Les gredins en noir

par C’est Nabum
vendredi 29 novembre 2019

Bien plus que des coupe-jarrets

Leurs ancêtres étaient tapis dans les recoins borgnes d’une ruelle pavée, profitant de l’obscurité pour fondre sur le passant qui s’aventurait imprudemment seul dans la rue. Patibulaires, sanguinaires, ils passaient le pauvre homme par le fil pour le détrousser de sa bourse. Ils le laissaient pour mort, sans le moindre regard, filant vers une autre victime pour remplir leur bas de laine.

Ils étaient bandits de grand chemin ou bien coupe-jarrets urbains, la potence leur pendait au nez, le risque se prenait donc sans chandelle pour vivre mieux. C’était leur manière fort peu chrétienne de vivre d’une charité si bien ordonnée qu’elle s’arrêtait à eux-mêmes. Il n’y avait rien de bon à attendre de ces canailles, gredins sans âme et vils qu’on nomma brigands par un curieux renversement de circonstances qui n’est pas sans rappeler notre époque.

Pour lutter contre les faux mendiants, les estropiés imaginaires et autres salopards armés jusqu’aux dents, en France sous le règne de Jean II le Bon, on créa une brigade pour contre-carrer les malfrats. Les gens d’armes portaient sur eux, une brigandine, une corselet d’acier, et forts de cette protection, abusaient à leur tour de leur supériorité pour pratiquer à leur compte le pillage et la rapine. Rien ne va jamais dans ce beau royaume de France.
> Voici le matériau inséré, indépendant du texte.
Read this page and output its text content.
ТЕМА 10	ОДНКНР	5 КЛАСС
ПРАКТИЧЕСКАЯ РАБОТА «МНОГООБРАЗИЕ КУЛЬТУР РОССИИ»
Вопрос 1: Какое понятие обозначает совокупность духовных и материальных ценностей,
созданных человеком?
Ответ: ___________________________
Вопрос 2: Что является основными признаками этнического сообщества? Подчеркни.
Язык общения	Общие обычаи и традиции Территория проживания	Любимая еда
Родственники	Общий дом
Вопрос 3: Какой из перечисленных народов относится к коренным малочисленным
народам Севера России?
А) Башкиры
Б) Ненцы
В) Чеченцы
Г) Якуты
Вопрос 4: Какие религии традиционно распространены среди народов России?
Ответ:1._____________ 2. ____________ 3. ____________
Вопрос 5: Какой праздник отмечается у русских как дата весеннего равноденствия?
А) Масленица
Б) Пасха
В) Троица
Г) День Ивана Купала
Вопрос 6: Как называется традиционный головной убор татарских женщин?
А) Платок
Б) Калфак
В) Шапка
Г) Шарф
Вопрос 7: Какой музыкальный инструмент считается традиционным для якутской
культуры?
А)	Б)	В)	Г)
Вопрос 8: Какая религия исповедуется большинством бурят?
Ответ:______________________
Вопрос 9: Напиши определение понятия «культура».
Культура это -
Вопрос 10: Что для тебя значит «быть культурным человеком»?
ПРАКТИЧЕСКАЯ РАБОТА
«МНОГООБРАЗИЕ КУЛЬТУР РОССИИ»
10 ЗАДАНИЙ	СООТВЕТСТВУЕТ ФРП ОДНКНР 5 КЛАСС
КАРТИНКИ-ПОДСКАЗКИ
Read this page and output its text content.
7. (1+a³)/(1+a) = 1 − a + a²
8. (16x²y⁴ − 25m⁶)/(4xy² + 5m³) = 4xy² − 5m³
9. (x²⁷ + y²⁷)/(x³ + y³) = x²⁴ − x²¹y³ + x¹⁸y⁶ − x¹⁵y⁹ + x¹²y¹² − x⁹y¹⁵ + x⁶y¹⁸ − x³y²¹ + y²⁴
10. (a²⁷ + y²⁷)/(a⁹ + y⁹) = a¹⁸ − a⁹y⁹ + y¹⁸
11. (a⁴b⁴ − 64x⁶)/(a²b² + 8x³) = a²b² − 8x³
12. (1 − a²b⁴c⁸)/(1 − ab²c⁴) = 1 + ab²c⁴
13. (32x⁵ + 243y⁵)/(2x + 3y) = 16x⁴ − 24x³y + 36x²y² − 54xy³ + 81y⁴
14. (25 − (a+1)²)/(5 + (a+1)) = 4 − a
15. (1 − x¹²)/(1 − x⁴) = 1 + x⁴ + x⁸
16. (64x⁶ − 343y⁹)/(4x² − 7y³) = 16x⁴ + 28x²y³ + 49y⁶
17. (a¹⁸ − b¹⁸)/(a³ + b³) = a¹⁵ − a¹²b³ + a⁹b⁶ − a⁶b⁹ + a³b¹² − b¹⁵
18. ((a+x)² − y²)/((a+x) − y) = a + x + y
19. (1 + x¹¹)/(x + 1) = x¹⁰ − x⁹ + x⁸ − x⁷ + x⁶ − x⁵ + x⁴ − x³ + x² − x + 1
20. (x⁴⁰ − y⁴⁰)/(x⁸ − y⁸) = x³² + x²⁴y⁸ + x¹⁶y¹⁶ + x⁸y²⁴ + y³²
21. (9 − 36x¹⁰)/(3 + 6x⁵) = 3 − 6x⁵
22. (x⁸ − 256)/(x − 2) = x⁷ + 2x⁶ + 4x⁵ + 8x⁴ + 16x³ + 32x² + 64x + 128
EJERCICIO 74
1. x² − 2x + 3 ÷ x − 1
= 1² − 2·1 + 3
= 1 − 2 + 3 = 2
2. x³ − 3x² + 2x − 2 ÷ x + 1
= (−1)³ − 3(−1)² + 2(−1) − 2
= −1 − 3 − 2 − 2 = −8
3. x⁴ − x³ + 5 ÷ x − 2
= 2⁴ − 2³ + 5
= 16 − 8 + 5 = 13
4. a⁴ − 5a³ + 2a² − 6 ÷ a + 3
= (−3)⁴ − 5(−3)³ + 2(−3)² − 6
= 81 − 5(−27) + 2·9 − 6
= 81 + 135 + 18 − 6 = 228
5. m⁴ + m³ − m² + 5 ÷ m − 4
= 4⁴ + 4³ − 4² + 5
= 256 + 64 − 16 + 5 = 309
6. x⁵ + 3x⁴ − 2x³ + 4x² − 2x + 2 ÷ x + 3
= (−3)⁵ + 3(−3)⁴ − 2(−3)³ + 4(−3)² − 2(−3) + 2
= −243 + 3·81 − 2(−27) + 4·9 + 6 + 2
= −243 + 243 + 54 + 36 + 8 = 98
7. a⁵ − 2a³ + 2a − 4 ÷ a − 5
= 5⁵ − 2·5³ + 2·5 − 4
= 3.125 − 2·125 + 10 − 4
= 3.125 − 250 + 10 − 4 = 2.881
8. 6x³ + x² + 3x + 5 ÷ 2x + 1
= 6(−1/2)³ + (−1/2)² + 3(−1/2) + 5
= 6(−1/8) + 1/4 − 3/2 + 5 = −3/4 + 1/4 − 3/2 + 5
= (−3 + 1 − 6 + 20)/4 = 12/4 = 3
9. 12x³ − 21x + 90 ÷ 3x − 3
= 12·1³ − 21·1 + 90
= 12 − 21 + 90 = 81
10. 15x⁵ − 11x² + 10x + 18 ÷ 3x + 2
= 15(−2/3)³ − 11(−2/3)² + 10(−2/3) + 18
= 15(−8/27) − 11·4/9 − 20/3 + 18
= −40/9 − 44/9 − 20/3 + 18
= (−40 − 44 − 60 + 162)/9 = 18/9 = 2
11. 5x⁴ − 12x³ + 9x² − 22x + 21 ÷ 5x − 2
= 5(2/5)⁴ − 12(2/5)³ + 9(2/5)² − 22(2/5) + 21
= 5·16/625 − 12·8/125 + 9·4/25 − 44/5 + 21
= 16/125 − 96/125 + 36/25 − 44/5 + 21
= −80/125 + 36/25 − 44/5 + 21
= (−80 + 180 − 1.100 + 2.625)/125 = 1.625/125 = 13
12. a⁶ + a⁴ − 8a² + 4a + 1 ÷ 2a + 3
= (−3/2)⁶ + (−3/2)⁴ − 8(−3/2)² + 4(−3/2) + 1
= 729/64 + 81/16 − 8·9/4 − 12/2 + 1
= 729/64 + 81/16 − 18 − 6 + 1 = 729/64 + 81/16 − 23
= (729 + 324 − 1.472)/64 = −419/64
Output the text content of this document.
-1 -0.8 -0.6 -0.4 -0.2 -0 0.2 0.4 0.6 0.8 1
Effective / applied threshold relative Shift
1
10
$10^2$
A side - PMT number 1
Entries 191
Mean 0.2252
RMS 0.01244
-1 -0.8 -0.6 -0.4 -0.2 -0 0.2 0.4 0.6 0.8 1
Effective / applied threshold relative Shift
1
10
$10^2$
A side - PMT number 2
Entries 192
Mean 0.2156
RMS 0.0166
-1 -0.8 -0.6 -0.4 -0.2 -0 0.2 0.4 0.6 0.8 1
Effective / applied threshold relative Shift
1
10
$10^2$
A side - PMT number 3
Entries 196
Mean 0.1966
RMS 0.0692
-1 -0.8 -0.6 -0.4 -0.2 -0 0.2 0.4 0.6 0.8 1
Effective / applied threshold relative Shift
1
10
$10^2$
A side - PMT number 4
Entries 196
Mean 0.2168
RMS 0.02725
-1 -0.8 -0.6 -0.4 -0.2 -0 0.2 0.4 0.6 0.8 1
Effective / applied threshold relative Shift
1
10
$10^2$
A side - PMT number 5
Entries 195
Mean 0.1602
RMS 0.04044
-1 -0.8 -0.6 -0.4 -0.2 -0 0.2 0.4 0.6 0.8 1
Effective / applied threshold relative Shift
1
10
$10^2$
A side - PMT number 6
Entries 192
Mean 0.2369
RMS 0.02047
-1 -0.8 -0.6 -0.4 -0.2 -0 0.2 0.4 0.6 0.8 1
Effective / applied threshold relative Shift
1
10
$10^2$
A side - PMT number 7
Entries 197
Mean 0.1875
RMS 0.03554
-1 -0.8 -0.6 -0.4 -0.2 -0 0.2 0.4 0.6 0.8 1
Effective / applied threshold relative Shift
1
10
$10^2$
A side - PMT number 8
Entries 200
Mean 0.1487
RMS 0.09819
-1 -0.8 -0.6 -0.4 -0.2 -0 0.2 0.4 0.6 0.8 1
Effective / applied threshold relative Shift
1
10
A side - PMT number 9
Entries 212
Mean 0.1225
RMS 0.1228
Rien ? Non pas tout à fait. Les brigands modernes jouent les innocents aux mains pleines. Ils organisent avec rigueur et organisation le dépeçage en règle des bourses du quidam. Pas besoin de ruelles sombres et de crimes de sang. Ils manipulent tant et si bien le brave gugus, que l’autre, bercé par les sirènes de la publicité, trompé par la grand matraquage médiatique, va se jeter de lui-même dans la gueule du loup.

Seules les procédures changent. La victime, envoûtée par les slogans, les appels radiophoniques et télévisuels, les reportages réalisés par des médias complices, va glisser sa carte bleue dans la fente du monstre. Il y a une telle diversité des coins du bois que le pauvre bougre peut ainsi perdre sa bourse de chez lui en quelques clics compulsifs.

S’il lui vient l’idée plus saugrenue encore de participer à un grand Sabbat collectif, il se précipitera avec tous les naïfs de la terre dans les grands magasins pour un piratage à grande surface. Se couvrant autant de ridicule que possible, il achètera tout ce dont il n’a pas besoin et même encore plus pourvu que ce soit un fameux vendredi durant lequel il est hors de question de faire maigre.

Le sacrifice du mouton est savamment orchestré par une gigantesque campagne médiatique. Désormais le brigandage se fait au grand jour et sans le moindre risque pour les canailles. Le vol est manifeste, l’entourloupe grossière, le risque inexistant. C’est véritablement la rapine élevée au rang d’œuvre d’art. Les victimes offrent leurs bourses en sacrifice ultime à ce dieu vorace qu’on nomme consumérisme.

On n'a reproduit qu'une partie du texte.